OK, so what's new about the film? New actors in key roles create a slightly different perspective. Kate Bosworth is the current Lois Lane, and Lois is now a mother with a five-year-old son in tow, and a fiancée, Richard White (James Marsden), the nephew of the Daily Planet's editor. Although this situation makes the Clark Kent-Superman-Lois Lane relationship more complex than before, Bosworth is less interesting and less involved with the other characters than Margot Kidder was. Interestingly, too, even though five years are supposed to have gone by since the last time we saw Lois, Ms. Bosworth is actually about seven years younger than Kidder was when Kidder first played the role. Well, this is a fantasy, after all, and I guess in fantasies it's possible for people to get younger as the years go on. Seems to happen in Hollywood all the time look at anybody over thirty-five.
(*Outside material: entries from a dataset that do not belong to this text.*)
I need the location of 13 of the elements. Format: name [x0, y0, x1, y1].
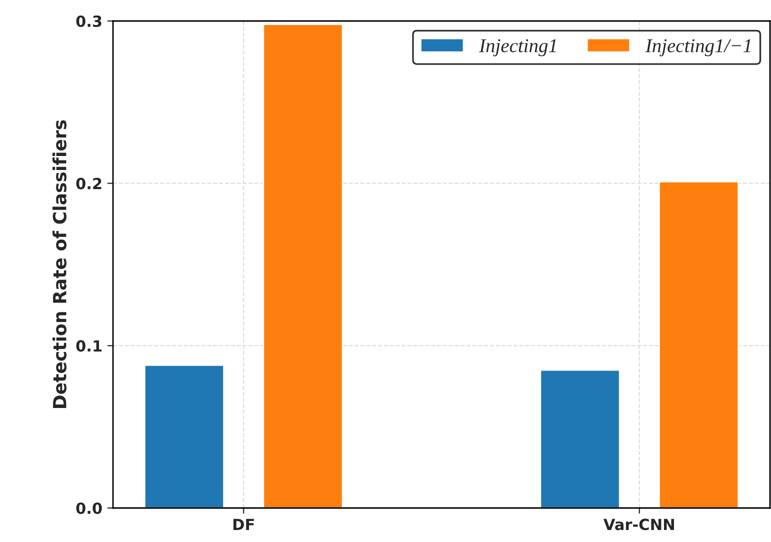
y-tick-label: 0.1	[76, 340, 102, 352]
bar	[262, 24, 344, 508]
legend-label: Injecting1	[479, 39, 556, 56]
bar	[658, 181, 740, 508]
y-tick-label: 0.2	[76, 178, 102, 190]
y-axis-title: Detection Rate of Classifiers	[52, 120, 66, 408]
x-tick-label: DF	[233, 518, 254, 530]
legend-label: Injecting1/−1	[645, 39, 750, 56]
bar	[540, 369, 620, 508]
y-tick-label: 0.3	[76, 15, 102, 28]
x-tick-label: Var-CNN	[603, 518, 674, 530]
y-tick-label: 0.0	[76, 502, 102, 514]
bar	[144, 364, 225, 508]
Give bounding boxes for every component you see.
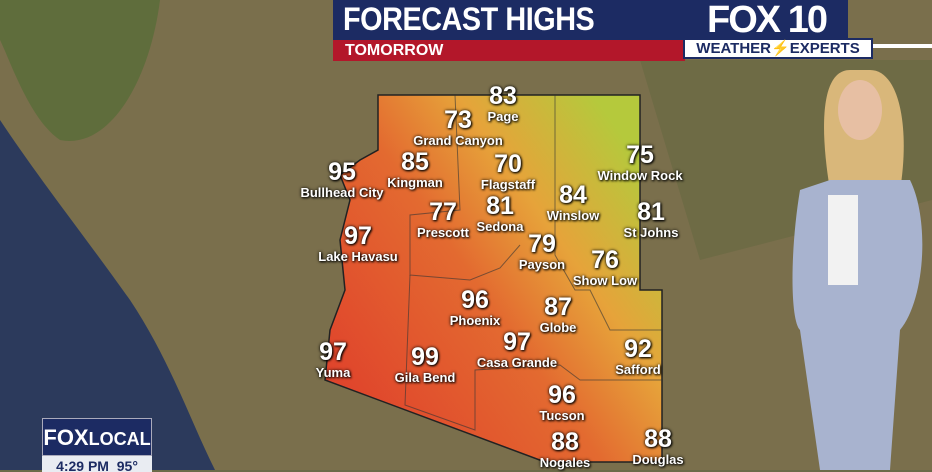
city-temp: 88 <box>644 425 672 453</box>
city-name: Safford <box>615 362 661 377</box>
city-name: Yuma <box>315 365 351 380</box>
city-label: 84 Winslow <box>546 181 600 223</box>
divider <box>873 44 932 48</box>
city-temp: 76 <box>591 246 619 274</box>
city-temp: 83 <box>489 82 517 110</box>
city-label: 97 Yuma <box>315 338 351 380</box>
city-label: 81 St Johns <box>623 198 679 240</box>
city-temp: 88 <box>551 428 579 456</box>
city-label: 79 Payson <box>518 230 566 272</box>
city-temp: 87 <box>544 293 572 321</box>
city-label: 95 Bullhead City <box>300 158 384 200</box>
city-name: Douglas <box>632 452 684 467</box>
city-temp: 92 <box>624 335 652 363</box>
city-label: 96 Tucson <box>539 381 585 423</box>
fox-local-logo: FOXLOCAL <box>42 418 152 456</box>
page-title: FORECAST HIGHS <box>343 1 595 37</box>
city-label: 81 Sedona <box>476 192 524 234</box>
city-name: Payson <box>518 257 566 272</box>
city-name: Grand Canyon <box>413 133 503 148</box>
city-label: 99 Gila Bend <box>394 343 456 385</box>
city-temp: 81 <box>637 198 665 226</box>
city-name: Casa Grande <box>476 355 558 370</box>
mountains <box>0 0 160 141</box>
city-temp: 96 <box>461 286 489 314</box>
city-label: 88 Douglas <box>632 425 684 467</box>
city-temp: 79 <box>528 230 556 258</box>
city-label: 77 Prescott <box>416 198 470 240</box>
city-temp: 77 <box>429 198 457 226</box>
city-name: Sedona <box>476 219 524 234</box>
city-temp: 99 <box>411 343 439 371</box>
city-name: Kingman <box>387 175 443 190</box>
presenter <box>792 70 923 470</box>
city-temp: 97 <box>344 222 372 250</box>
city-temp: 95 <box>328 158 356 186</box>
city-name: Flagstaff <box>480 177 536 192</box>
city-label: 87 Globe <box>539 293 577 335</box>
city-temp: 97 <box>319 338 347 366</box>
city-name: Nogales <box>539 455 591 470</box>
subtitle-bar: TOMORROW <box>333 40 685 61</box>
subtitle: TOMORROW <box>345 42 444 59</box>
city-label: 73 Grand Canyon <box>413 106 503 148</box>
city-label: 85 Kingman <box>387 148 443 190</box>
city-temp: 81 <box>486 192 514 220</box>
city-label: 70 Flagstaff <box>480 150 536 192</box>
weather-experts-logo: WEATHER⚡EXPERTS <box>683 38 873 59</box>
city-name: Phoenix <box>449 313 501 328</box>
city-temp: 85 <box>401 148 429 176</box>
city-label: 92 Safford <box>615 335 661 377</box>
city-label: 88 Nogales <box>539 428 591 470</box>
city-label: 97 Casa Grande <box>476 328 558 370</box>
city-temp: 70 <box>494 150 522 178</box>
city-name: Globe <box>539 320 577 335</box>
city-temp: 96 <box>548 381 576 409</box>
time-temp-ticker: 4:29 PM 95° <box>42 456 152 472</box>
city-label: 76 Show Low <box>572 246 638 288</box>
city-name: Gila Bend <box>394 370 456 385</box>
ocean <box>0 120 215 470</box>
city-temp: 97 <box>503 328 531 356</box>
city-name: Lake Havasu <box>318 249 398 264</box>
city-label: 75 Window Rock <box>597 141 683 183</box>
title-bar: FORECAST HIGHS <box>333 0 685 40</box>
city-name: Winslow <box>546 208 600 223</box>
city-label: 97 Lake Havasu <box>318 222 398 264</box>
city-name: St Johns <box>623 225 679 240</box>
lightning-icon: ⚡ <box>771 40 790 57</box>
city-label: 83 Page <box>487 82 519 124</box>
city-name: Prescott <box>416 225 470 240</box>
city-temp: 84 <box>559 181 587 209</box>
city-name: Tucson <box>539 408 585 423</box>
city-name: Page <box>487 109 519 124</box>
city-name: Bullhead City <box>300 185 384 200</box>
city-name: Window Rock <box>597 168 683 183</box>
city-temp: 73 <box>444 106 472 134</box>
city-name: Show Low <box>572 273 638 288</box>
city-temp: 75 <box>626 141 654 169</box>
fox10-logo: FOX 10 <box>685 0 848 40</box>
arizona-temperature-shading <box>324 94 663 463</box>
city-label: 96 Phoenix <box>449 286 501 328</box>
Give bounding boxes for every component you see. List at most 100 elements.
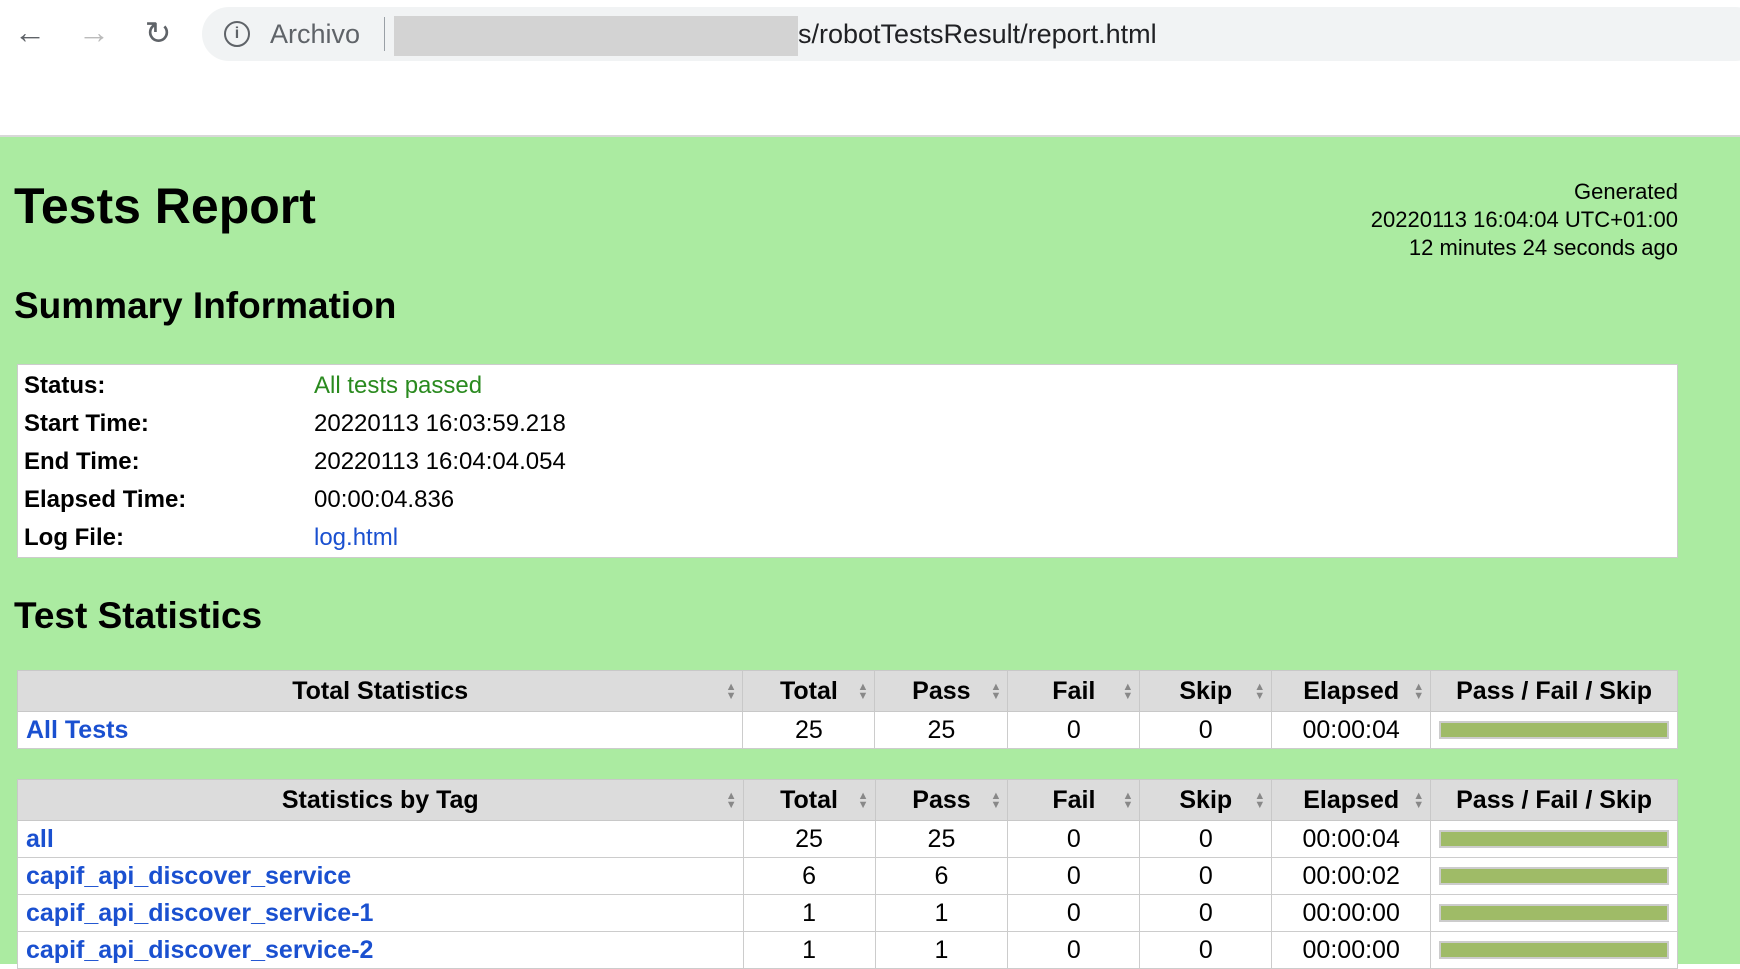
generated-timestamp: 20220113 16:04:04 UTC+01:00: [1370, 207, 1678, 232]
elapsed-cell: 00:00:00: [1271, 894, 1432, 932]
skip-cell: 0: [1139, 857, 1273, 895]
elapsed-cell: 00:00:02: [1271, 857, 1432, 895]
fail-cell: 0: [1007, 857, 1141, 895]
page-title: Tests Report: [14, 178, 316, 234]
table-row: capif_api_discover_service 6 6 0 0 00:00:02: [17, 857, 1678, 895]
column-header[interactable]: Fail ▲ ▼: [1007, 779, 1141, 821]
reload-icon[interactable]: ↻: [144, 15, 172, 51]
total-cell: 25: [742, 820, 876, 858]
total-cell: 1: [742, 931, 876, 969]
sort-icon[interactable]: ▲ ▼: [857, 790, 869, 811]
summary-key: Log File:: [24, 524, 124, 551]
elapsed-time-value: 00:00:04.836: [314, 486, 455, 513]
skip-cell: 0: [1139, 931, 1273, 969]
elapsed-cell: 00:00:00: [1271, 931, 1432, 969]
pass-cell: 25: [874, 711, 1009, 749]
table-row: capif_api_discover_service-2 1 1 0 0 00:00:00: [17, 931, 1678, 969]
column-header-name[interactable]: Statistics by Tag ▲ ▼: [17, 779, 744, 821]
stat-name-link[interactable]: capif_api_discover_service-1: [26, 898, 374, 927]
summary-key: Elapsed Time:: [24, 486, 187, 513]
sort-icon[interactable]: ▲ ▼: [1122, 790, 1134, 811]
fail-cell: 0: [1007, 711, 1141, 749]
arrow-left-icon[interactable]: ←: [14, 14, 46, 50]
column-header[interactable]: Fail ▲ ▼: [1007, 670, 1141, 712]
column-header[interactable]: Skip ▲ ▼: [1139, 670, 1273, 712]
info-icon[interactable]: i: [224, 21, 250, 47]
sort-icon[interactable]: ▲ ▼: [990, 790, 1002, 811]
stat-name-cell: capif_api_discover_service: [17, 857, 744, 895]
stat-name-cell: all: [17, 820, 744, 858]
sort-icon[interactable]: ▲ ▼: [990, 681, 1002, 702]
arrow-right-icon[interactable]: →: [78, 14, 110, 50]
sort-icon[interactable]: ▲ ▼: [1254, 681, 1266, 702]
pass-cell: 1: [874, 931, 1009, 969]
stat-name-link[interactable]: all: [26, 824, 54, 853]
table-row: all 25 25 0 0 00:00:04: [17, 820, 1678, 858]
total-cell: 25: [742, 711, 876, 749]
browser-toolbar: ← → ↻ i Archivo s/robotTestsResult/repor…: [0, 0, 1740, 135]
end-time-value: 20220113 16:04:04.054: [314, 448, 566, 475]
elapsed-cell: 00:00:04: [1271, 820, 1432, 858]
generated-ago: 12 minutes 24 seconds ago: [1408, 235, 1678, 260]
start-time-value: 20220113 16:03:59.218: [314, 410, 566, 437]
graph-cell: [1430, 711, 1678, 749]
fail-cell: 0: [1007, 894, 1141, 932]
divider: [384, 17, 385, 51]
column-header[interactable]: Elapsed ▲ ▼: [1271, 779, 1432, 821]
sort-icon[interactable]: ▲ ▼: [1413, 681, 1425, 702]
pass-cell: 1: [874, 894, 1009, 932]
generated-info: Generated 20220113 16:04:04 UTC+01:00 12…: [1371, 178, 1678, 262]
stat-name-link[interactable]: capif_api_discover_service-2: [26, 935, 374, 964]
fail-cell: 0: [1007, 931, 1141, 969]
pass-cell: 6: [874, 857, 1009, 895]
summary-table: Status: All tests passed Start Time: 20220…: [17, 364, 1678, 558]
stat-name-link[interactable]: All Tests: [26, 715, 129, 744]
column-header[interactable]: Total ▲ ▼: [742, 779, 876, 821]
pass-bar: [1439, 867, 1669, 885]
log-file-link[interactable]: log.html: [314, 524, 399, 551]
pass-cell: 25: [874, 820, 1009, 858]
table-row: capif_api_discover_service-1 1 1 0 0 00:00:00: [17, 894, 1678, 932]
column-header-name[interactable]: Total Statistics ▲ ▼: [16, 670, 744, 712]
total-cell: 1: [742, 894, 876, 932]
summary-key: Start Time:: [24, 410, 149, 437]
stat-name-link[interactable]: capif_api_discover_service: [26, 861, 352, 890]
pass-bar: [1439, 904, 1669, 922]
pass-bar: [1439, 721, 1669, 739]
graph-cell: [1430, 894, 1678, 932]
status-value: All tests passed: [314, 372, 483, 399]
skip-cell: 0: [1139, 820, 1273, 858]
table-row: All Tests 25 25 0 0 00:00:04: [16, 711, 1678, 749]
column-header[interactable]: Elapsed ▲ ▼: [1271, 670, 1432, 712]
elapsed-cell: 00:00:04: [1271, 711, 1432, 749]
summary-row-status: Status: All tests passed: [24, 367, 1664, 405]
column-header[interactable]: Skip ▲ ▼: [1139, 779, 1273, 821]
sort-icon[interactable]: ▲ ▼: [857, 681, 869, 702]
summary-row-end: End Time: 20220113 16:04:04.054: [24, 443, 1664, 481]
column-header: Pass / Fail / Skip: [1430, 670, 1678, 712]
skip-cell: 0: [1139, 894, 1273, 932]
graph-cell: [1430, 820, 1678, 858]
graph-cell: [1430, 931, 1678, 969]
sort-icon[interactable]: ▲ ▼: [1413, 790, 1425, 811]
address-bar[interactable]: i Archivo s/robotTestsResult/report.html: [202, 7, 1740, 61]
stat-name-cell: All Tests: [16, 711, 744, 749]
graph-cell: [1430, 857, 1678, 895]
column-header[interactable]: Pass ▲ ▼: [874, 779, 1009, 821]
sort-icon[interactable]: ▲ ▼: [725, 790, 737, 811]
stat-name-cell: capif_api_discover_service-1: [17, 894, 744, 932]
scheme-label: Archivo: [270, 19, 361, 49]
sort-icon[interactable]: ▲ ▼: [725, 681, 737, 702]
summary-row-elapsed: Elapsed Time: 00:00:04.836: [24, 481, 1664, 519]
fail-cell: 0: [1007, 820, 1141, 858]
skip-cell: 0: [1139, 711, 1273, 749]
url-text[interactable]: s/robotTestsResult/report.html: [798, 19, 1157, 49]
stat-name-cell: capif_api_discover_service-2: [17, 931, 744, 969]
tag-statistics-table: Statistics by Tag ▲ ▼ Total ▲ ▼ Pass ▲ ▼ Fail ▲ ▼ Sk…: [17, 779, 1678, 969]
sort-icon[interactable]: ▲ ▼: [1122, 681, 1134, 702]
column-header[interactable]: Pass ▲ ▼: [874, 670, 1009, 712]
header-row: Total Statistics ▲ ▼ Total ▲ ▼ Pass ▲ ▼ Fail ▲ ▼ Ski…: [16, 670, 1678, 712]
column-header[interactable]: Total ▲ ▼: [742, 670, 876, 712]
report-page: Tests Report Generated 20220113 16:04:04…: [0, 135, 1740, 969]
sort-icon[interactable]: ▲ ▼: [1254, 790, 1266, 811]
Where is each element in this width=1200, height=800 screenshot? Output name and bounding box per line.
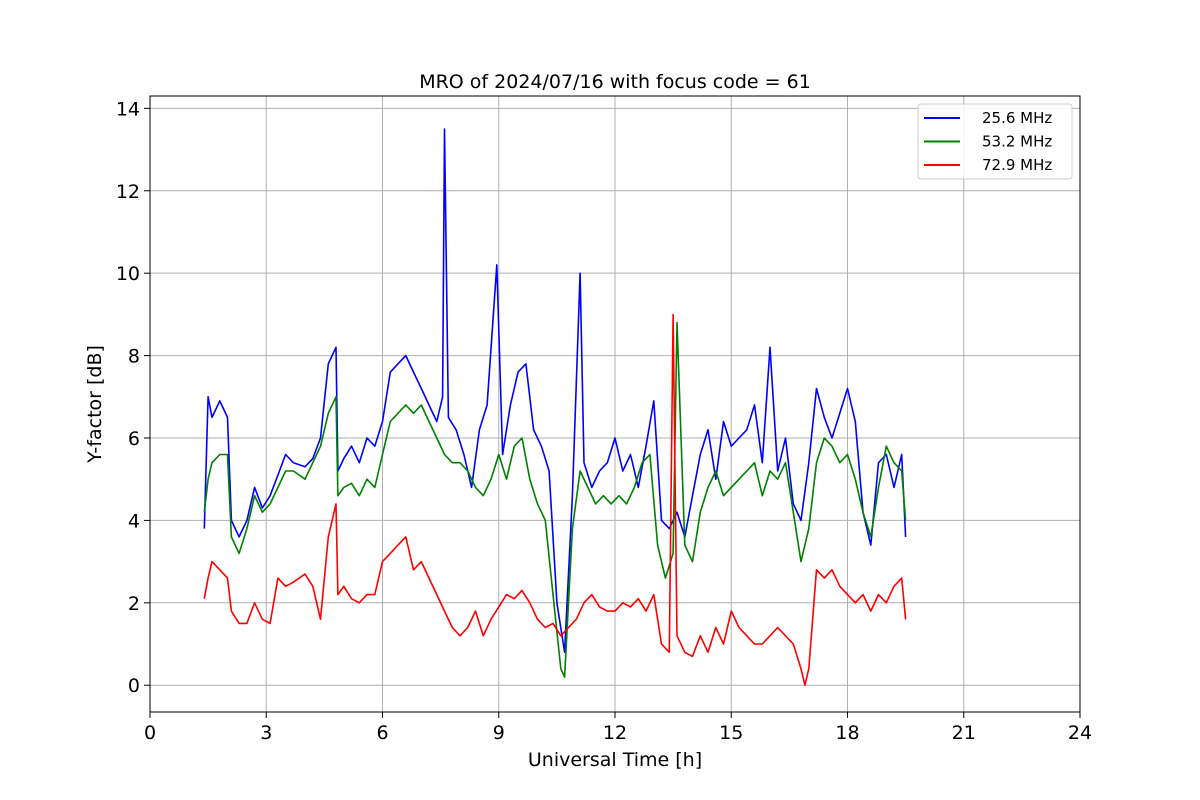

Kevin Spacey is the new Lex Luthor, and he plays it straighter than Gene Hackman did. Luthor is now more seriously menacing, less a cartoon character, and practically steals the show. I'm not suggesting Spacey is any better than Hackman in the role, just different enough to give "Superman Returns" some edge, and a little needed energy. Parker Posey plays Luther's girlfriend, Kitty Kowalski, replacing Ned Beatty and Valerie Perrine in one fell swoop and doing a good job at it as a semi-comic foil to Spacey's deadpan Luthor. And Frank Langella and Sam Huntington do respectable jobs as Editor-in-Chief Perry White and young Jimmy Olsen.

This time out, the film portrays Superman more than ever as a Savior of Mankind, with Jor-El more than ever a god. It's not just the same Jor-El voice-over that helps create this mood but the fact that Superman's super powers are more super than they've ever been. Not only can he stop speeding jet planes, he can carry an entire continent into outer space. (Don't ask. You gotta see it.)

Then there's that five-year-old, little Jason White (Tristan Lake Leabu), to contend with. He turns out to be the most enigmatic character in the film, his personality both sweet and mysterious, and again we can smell sequel written all over him as well as the rest of the movie.

Here's the thing: In his previous big film, director Bryan Singer infused "X-Men 2" with a heart and soul I thought were missing from the first "X-Men" movie, and it's clear he tried to do the same here. "Superman Returns" has its fair share of thrills, including an extraordinary sequence early on involving a shuttle craft and a jet airliner, but it also has long stretches of character interaction and dialogue, things you don't always see or expect in an action-adventure film. Some of it works, and some of it doesn't. While the Superman-Lois Lane relationship opens out nicely, an extended sequence at the film's climax with a "Snow White" ending goes on much too long. In fact, the whole movie goes on too long.